Professional ratings
Review scores
| Source | Rating |
| AllMusic | Star Half star |

== Commercial performance ==
Privacy made a strong debut on the SNEP chart, entering at number twenty-five and marking the third-highest debut of the week, behind only the Titanic soundtrack and Zebda's Essence Ordinaire. In its second week, the album climbed to a peak position of number thirteen. The album underperformed compared to her previous effort, No Soucy !. Over the following six weeks, it gradually fell down the charts before exiting in October.
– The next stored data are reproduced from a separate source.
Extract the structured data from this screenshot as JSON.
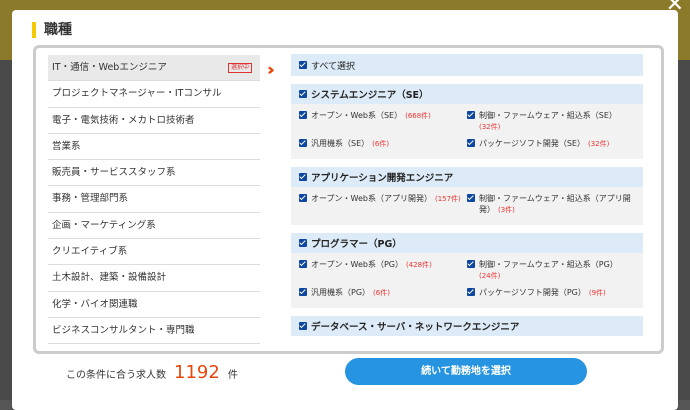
{
  "title": "職種",
  "categories": [
    {
      "label": "IT・通信・Webエンジニア",
      "selected": true,
      "tag": "選択中"
    },
    {
      "label": "プロジェクトマネージャー・ITコンサル"
    },
    {
      "label": "電子・電気技術・メカトロ技術者"
    },
    {
      "label": "営業系"
    },
    {
      "label": "販売員・サービススタッフ系"
    },
    {
      "label": "事務・管理部門系"
    },
    {
      "label": "企画・マーケティング系"
    },
    {
      "label": "クリエイティブ系"
    },
    {
      "label": "土木設計、建築・設備設計"
    },
    {
      "label": "化学・バイオ関連職"
    },
    {
      "label": "ビジネスコンサルタント・専門職"
    }
  ],
  "select_all": "すべて選択",
  "groups": [
    {
      "title": "システムエンジニア（SE）",
      "items": [
        {
          "label": "オープン・Web系（SE）",
          "count": "(668件)"
        },
        {
          "label": "制御・ファームウェア・組込系（SE）",
          "count": "(32件)"
        },
        {
          "label": "汎用機系（SE）",
          "count": "(6件)"
        },
        {
          "label": "パッケージソフト開発（SE）",
          "count": "(32件)"
        }
      ]
    },
    {
      "title": "アプリケーション開発エンジニア",
      "items": [
        {
          "label": "オープン・Web系（アプリ開発）",
          "count": "(157件)"
        },
        {
          "label": "制御・ファームウェア・組込系（アプリ開発）",
          "count": "(3件)"
        }
      ]
    },
    {
      "title": "プログラマー（PG）",
      "items": [
        {
          "label": "オープン・Web系（PG）",
          "count": "(428件)"
        },
        {
          "label": "制御・ファームウェア・組込系（PG）",
          "count": "(24件)"
        },
        {
          "label": "汎用機系（PG）",
          "count": "(6件)"
        },
        {
          "label": "パッケージソフト開発（PG）",
          "count": "(9件)"
        }
      ]
    },
    {
      "title": "データベース・サーバ・ネットワークエンジニア",
      "items": []
    }
  ],
  "footer": {
    "prefix": "この条件に合う求人数",
    "count": "1192",
    "suffix": "件"
  },
  "cta_label": "続いて勤務地を選択",
  "close_icon": "close-icon",
  "accent_color": "#e8470b",
  "button_color": "#2694e0"
}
However, it continued to reappear in the lower half of the chart throughout 1999. In total, Privacy spent thirteen weeks on the SNEP chart and was certified gold just three months after its release.

In Belgium, the album peaked at number twenty-nine and spent twenty weeks on the chart.

== Charts ==

| Chart (1998–1999) | Peak position |
|---|---|
| French Albums (SNEP) | 13 |
| Belgian Albums (Ultratop Wallonia) | 29 |

==Certifications==

Certifications for Privacy
| Region | Certification | Certified units/sales |
| France (SNEP) | Gold | 100,000^{*} |
^{*} Sales figures based on certification alone.